Je m'arrête de jouer afin de l'écouter et tourne sur mon siège vers lui. Il est toujours allongé dans le canapé, le livre ouvert sur son torse et son portable entre ses mains.

– Non, pas que je sache.

– D'accord, je vais vérifier dans mon agenda tout à l'heure. Mais j'aurais pas à poser de jour de congé si on y va ce week-end là, par contre je crois que lui travaille du samedi.

– Il pourra se débrouiller s'il te le propose Louis, t'en fais pas. La période des fêtes est passée en plus, ils devraient être un peu moins occupés.

– C'est vrai. Je vais lui confirmer.

Il pianote sur son portable pendant plusieurs secondes, je l'observe avec un sourire amusé.

– T'es content d'y aller ?

– Oui, vraiment, je ne pensais pas qu'il allait m'inviter. Je sais qu'on aime bien tous les deux la littérature, mais c'était pas une raison valable pour m'imposer... mais je suis vraiment content oui. J'ai hâte d'y être !

– C'est un cadre romantique, une visite d'exposition, une ballade à la mer, tout ça.
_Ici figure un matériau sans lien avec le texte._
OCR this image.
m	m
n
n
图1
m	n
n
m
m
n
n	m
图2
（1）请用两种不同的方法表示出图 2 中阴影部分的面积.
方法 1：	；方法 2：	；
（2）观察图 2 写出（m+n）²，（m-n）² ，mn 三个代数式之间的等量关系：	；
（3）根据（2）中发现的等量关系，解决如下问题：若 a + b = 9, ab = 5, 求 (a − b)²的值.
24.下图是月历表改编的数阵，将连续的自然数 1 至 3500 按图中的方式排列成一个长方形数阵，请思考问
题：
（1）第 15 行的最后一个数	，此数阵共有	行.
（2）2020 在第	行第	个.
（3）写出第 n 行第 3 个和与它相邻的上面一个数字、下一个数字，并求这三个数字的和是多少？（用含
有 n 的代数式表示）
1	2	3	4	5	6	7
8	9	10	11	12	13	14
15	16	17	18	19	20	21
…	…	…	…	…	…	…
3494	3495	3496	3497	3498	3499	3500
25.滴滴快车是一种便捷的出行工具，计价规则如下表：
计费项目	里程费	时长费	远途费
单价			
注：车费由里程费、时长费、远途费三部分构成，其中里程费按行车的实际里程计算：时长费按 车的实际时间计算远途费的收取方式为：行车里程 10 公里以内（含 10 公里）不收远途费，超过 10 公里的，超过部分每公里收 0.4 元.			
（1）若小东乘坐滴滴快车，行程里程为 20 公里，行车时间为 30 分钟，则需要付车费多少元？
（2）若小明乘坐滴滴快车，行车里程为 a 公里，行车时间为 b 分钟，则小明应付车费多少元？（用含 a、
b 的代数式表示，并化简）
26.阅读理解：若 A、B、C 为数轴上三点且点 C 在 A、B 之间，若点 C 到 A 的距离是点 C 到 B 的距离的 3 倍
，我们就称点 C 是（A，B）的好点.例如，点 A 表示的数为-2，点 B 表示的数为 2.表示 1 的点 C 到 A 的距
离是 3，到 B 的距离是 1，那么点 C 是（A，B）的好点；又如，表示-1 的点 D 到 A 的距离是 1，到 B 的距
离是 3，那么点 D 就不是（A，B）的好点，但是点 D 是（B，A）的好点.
Je ris quand il me lance un coussin depuis sa place dans le canapé. Parfois, on se conduit encore vraiment comme des adolescents, mais c'est ça qui est si bien avec Louis, on se prend jamais trop au sérieux, à part quand il faut l'être, et on sait faire la part des choses, s'amuser et être raisonnables aux moments propices. On est pas meilleurs amis pour rien, on se comprend.

– Le vingt trois Janvier... ça paraît loin.

– T'inquiète pas, ça passera bien assez vite quand tu y seras.

Il me sourit, puis on retourne chacun à nos occupations. La soirée se termine ainsi. On dîne devant deux épisodes de série, Louis fait la vaisselle et je vais me laver. Je passe un petit moment à mon synthétiseur, il reste dans le canapé, le livre ouvert sur ses genoux et son portable à portée de main.

Entre deux, j'entends son téléphone sonner pour annoncer l'arrivée d'un message. Et quand je me tourne pour le regarder, son sourire ne quitte jamais ses lèvres. Je crois que Louis n'est pas loin d'enfin y avoir droit à son bonheur.